With the late 1920s came an announcement that the states of North Carolina and Tennessee had decided to give the Great Smoky Mountains to the nation as a park. The residents of Cataloochee were incredulous. They were attached to this homeplace; they still referred to a short wagon ride as a trip and called a visit to the county seat a journey. But the park arrived, and the young families of the valley moved away, and then the older ones did the same. Gradually they came to understand that another sort of homeland had been established. And the strangers who now visit their valleys and creeks can look about and appreciate the heritage these settlers and their descendants left behind.

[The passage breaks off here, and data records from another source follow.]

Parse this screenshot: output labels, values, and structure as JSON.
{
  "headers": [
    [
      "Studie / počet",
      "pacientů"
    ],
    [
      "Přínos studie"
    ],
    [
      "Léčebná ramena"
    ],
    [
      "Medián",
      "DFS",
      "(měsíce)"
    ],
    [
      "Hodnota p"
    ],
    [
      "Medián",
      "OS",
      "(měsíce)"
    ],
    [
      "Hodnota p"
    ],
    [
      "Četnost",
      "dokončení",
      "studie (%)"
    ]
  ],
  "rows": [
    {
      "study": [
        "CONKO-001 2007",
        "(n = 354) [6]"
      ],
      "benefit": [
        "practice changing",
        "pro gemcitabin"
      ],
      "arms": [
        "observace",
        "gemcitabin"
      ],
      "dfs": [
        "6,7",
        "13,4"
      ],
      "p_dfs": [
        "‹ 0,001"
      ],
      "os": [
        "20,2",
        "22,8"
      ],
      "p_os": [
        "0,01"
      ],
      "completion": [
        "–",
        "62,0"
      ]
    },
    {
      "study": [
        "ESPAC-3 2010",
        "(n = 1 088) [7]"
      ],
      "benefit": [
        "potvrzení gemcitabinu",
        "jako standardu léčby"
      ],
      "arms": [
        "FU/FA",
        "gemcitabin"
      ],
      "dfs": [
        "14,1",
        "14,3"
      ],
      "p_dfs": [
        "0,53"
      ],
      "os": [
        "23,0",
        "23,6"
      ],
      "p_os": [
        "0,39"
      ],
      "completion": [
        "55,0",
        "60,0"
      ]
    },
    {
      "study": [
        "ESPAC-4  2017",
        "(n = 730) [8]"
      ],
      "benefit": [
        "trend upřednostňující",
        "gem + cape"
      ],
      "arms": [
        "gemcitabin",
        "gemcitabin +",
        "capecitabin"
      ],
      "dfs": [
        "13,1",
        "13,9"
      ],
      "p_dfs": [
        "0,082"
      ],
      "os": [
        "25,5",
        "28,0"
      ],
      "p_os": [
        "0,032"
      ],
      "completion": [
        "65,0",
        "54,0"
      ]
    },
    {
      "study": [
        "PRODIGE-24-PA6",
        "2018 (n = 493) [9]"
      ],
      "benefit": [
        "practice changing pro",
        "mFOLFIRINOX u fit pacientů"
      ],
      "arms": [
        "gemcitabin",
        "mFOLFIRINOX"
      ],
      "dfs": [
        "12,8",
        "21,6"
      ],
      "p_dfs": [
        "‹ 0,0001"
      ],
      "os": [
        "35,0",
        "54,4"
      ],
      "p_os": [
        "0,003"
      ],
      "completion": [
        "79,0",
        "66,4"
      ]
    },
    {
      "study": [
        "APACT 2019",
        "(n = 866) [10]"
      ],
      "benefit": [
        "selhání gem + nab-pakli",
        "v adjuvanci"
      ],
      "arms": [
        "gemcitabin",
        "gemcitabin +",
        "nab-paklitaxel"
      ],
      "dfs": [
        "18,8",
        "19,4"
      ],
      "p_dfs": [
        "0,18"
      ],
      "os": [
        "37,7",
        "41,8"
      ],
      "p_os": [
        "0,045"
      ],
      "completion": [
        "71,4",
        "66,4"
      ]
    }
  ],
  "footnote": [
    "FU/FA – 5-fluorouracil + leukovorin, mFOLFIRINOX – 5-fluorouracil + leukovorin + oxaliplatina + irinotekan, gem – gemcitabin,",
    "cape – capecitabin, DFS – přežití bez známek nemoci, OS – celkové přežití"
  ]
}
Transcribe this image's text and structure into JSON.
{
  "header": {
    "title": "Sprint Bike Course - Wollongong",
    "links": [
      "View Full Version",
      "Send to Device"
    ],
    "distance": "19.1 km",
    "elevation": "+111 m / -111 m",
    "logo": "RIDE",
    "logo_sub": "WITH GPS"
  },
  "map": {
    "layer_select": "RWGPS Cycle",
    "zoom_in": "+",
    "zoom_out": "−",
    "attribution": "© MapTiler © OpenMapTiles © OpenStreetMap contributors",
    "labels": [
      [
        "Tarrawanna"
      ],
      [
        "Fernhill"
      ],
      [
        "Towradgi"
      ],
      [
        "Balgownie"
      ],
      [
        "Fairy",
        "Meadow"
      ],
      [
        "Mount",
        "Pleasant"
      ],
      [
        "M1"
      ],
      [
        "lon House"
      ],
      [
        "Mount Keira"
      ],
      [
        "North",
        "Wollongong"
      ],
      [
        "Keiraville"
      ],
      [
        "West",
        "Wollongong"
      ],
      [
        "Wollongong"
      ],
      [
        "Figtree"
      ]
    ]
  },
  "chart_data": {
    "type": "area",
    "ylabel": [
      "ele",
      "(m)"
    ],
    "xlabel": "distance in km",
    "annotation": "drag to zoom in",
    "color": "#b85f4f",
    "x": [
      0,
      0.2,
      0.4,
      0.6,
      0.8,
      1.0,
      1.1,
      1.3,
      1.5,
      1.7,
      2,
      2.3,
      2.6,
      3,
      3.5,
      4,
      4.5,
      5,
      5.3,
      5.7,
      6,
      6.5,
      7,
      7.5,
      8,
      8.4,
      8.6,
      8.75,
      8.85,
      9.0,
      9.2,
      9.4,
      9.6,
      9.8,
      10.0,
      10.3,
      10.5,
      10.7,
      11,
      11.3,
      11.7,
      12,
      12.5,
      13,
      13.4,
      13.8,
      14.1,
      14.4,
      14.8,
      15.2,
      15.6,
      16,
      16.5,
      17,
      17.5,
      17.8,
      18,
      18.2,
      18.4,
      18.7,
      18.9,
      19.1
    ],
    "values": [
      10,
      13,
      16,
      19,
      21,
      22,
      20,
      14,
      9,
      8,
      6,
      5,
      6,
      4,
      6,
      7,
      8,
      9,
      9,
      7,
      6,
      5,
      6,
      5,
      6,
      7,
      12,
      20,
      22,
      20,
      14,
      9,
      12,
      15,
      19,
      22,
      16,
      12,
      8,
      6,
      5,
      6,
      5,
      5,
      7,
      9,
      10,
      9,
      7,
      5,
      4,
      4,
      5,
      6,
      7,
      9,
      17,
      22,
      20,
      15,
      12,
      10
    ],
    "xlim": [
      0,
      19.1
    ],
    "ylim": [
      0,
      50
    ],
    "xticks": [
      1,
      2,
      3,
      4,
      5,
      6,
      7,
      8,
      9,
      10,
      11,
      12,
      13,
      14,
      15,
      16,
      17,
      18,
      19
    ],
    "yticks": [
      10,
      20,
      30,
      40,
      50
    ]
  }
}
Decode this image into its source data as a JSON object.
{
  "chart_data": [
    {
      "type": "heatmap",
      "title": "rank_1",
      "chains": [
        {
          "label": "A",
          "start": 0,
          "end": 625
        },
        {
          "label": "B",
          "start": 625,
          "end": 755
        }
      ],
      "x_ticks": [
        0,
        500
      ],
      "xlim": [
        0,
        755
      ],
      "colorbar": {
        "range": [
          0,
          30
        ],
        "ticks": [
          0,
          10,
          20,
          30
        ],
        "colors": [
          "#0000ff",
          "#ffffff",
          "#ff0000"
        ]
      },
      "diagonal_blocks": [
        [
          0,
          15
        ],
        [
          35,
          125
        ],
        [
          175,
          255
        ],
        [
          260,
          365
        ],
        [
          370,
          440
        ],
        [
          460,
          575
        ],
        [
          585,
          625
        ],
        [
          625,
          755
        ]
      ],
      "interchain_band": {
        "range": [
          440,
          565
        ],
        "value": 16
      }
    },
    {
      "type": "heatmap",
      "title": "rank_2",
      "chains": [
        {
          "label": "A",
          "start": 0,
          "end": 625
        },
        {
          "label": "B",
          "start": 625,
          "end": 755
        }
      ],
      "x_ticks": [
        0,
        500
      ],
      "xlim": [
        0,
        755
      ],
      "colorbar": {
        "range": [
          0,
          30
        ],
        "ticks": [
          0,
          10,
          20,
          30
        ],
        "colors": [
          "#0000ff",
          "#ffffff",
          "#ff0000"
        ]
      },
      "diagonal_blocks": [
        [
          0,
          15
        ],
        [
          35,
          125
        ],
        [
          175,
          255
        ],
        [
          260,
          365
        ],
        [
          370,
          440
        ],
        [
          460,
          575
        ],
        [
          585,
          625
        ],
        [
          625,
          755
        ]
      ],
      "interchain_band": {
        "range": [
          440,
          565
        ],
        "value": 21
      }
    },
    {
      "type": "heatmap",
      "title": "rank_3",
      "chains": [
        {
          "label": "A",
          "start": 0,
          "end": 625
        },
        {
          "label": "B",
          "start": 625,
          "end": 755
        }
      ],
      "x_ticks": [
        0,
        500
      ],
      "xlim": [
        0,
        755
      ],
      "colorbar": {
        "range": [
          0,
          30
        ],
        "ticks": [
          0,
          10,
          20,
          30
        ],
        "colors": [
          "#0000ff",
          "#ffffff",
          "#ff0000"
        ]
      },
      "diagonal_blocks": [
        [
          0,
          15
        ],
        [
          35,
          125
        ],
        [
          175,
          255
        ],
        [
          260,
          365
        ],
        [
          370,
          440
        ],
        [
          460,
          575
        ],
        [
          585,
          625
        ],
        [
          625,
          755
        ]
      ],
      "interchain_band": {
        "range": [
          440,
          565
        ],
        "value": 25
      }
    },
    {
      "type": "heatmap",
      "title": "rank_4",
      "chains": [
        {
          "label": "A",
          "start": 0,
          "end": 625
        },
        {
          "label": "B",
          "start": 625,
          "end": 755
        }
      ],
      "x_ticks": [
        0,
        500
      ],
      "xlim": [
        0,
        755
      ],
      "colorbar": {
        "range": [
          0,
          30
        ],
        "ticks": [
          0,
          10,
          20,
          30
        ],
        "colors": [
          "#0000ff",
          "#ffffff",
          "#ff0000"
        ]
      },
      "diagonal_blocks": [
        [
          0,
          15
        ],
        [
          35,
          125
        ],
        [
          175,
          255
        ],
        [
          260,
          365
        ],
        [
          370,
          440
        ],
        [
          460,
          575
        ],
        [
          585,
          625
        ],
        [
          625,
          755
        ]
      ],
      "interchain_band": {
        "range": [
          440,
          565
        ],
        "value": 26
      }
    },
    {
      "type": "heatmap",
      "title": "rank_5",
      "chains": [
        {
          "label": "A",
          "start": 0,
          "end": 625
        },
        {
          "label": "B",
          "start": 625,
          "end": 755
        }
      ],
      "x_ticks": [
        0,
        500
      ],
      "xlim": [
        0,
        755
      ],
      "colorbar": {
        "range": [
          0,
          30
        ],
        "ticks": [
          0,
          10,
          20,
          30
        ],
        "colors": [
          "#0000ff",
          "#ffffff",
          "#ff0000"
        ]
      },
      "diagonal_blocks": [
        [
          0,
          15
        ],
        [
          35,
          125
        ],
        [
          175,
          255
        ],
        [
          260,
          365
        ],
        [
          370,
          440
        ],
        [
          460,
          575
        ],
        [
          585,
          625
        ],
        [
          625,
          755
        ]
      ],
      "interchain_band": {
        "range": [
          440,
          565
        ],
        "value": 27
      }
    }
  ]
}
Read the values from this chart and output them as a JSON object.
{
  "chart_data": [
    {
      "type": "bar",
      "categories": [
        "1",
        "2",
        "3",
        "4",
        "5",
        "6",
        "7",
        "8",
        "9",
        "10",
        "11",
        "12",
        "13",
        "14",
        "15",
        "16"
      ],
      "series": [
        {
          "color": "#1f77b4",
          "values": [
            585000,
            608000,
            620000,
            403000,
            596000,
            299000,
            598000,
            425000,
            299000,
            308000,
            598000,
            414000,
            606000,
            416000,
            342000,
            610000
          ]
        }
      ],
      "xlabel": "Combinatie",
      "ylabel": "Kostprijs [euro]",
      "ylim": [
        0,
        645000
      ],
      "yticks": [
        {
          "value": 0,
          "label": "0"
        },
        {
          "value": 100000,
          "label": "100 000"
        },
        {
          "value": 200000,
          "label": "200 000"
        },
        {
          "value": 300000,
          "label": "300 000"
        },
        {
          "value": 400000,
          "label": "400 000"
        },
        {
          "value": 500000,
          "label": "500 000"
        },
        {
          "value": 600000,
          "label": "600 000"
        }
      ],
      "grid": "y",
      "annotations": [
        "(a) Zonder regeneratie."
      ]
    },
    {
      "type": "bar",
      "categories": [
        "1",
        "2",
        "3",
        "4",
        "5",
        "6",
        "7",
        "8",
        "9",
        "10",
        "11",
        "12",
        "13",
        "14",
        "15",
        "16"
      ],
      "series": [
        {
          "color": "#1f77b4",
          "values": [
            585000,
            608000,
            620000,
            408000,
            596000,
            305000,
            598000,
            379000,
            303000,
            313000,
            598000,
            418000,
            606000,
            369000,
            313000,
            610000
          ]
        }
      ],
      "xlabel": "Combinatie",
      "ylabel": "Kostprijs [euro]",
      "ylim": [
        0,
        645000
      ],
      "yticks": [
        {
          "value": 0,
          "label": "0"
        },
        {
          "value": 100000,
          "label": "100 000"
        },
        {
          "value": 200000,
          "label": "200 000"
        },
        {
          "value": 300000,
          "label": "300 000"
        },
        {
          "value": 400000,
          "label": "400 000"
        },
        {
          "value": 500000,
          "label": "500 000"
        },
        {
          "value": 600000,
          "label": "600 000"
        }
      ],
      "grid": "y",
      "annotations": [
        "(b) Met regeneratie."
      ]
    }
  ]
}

The old families still come back. They return to this creek on the August Sunday of Homecoming. In the early morning hours they fill the wooden benches of tiny Palmer’s Chapel for singing and preaching and reminiscing; at noon they share bountiful food spread on long plank tables beside clear, rushing Cataloochee Creek; in the mellow afternoon they rediscover the valley. For what lures the stranger is what lures the old families back. They come to sense again the beauty and the permanence and even the foggy mystery of the Great Smokies. And this that beckons them back is that which beckoned the Indian discoverers of these mountains hundreds of years ago.

Rail Fences

“Something there is that does not love a wall,” poet Robert Frost once wrote. Likewise, many mountain people felt something there is that does not love a fence. Fences were built for the purpose of keeping certain creatures out—and keeping other creatures in. During early days of settlement there were no stock-laws in the mountains. Cattle, mules, horses, hogs, sheep, and fowls ranged freely over the countryside. Each farmer had to build fences to protect his garden and crops from these domestic foragers as well as some of the wild “varmint” marauders. Rail fences had several distinct merits: they provided a practical use for some of the trees felled to clear crop and pasture land; they required little repair; they blended esthetically into the surroundings and landscape. Mountain fences have been described as “horse-high, bull-strong, and pig-tight.” W. Clark Medford, of North Carolina, has told us how worm fences ([right]) were built:

H. Woodbridge Williams

Charles S. Grossman

“There was no way to build a fence in those days except with rails—just like there was no way to cover a house except with boards. First, they went into the woods, cut a good ‘rail tree’ and, with axes, wedge and gluts, split the cuts (of six-, eight- and ten-foot lengths as desired) into the rail. After being hauled to location, they were placed along the fence-way, which had already been cut out and made ready. Next, the ‘worm’ was laid. That is, the ground-rails were put down, end-on-end, alternating the lengths—first a long rail, then a short one—and so on through. Anyone who has seen a rail fence knows that the rails were laid end-on-end at angles—not at right angles, but nearly so. One course of rails after another would be laid up on the fence until it had reached the desired height (most fences were about eight rails high, some ten). Then, at intervals, the corners (where the rails lapped) would be propped with poles, and sometimes a stake would be driven. Such fences, when built of good chestnut or chestnut-oak rails, lasted for many years if kept from falling down.”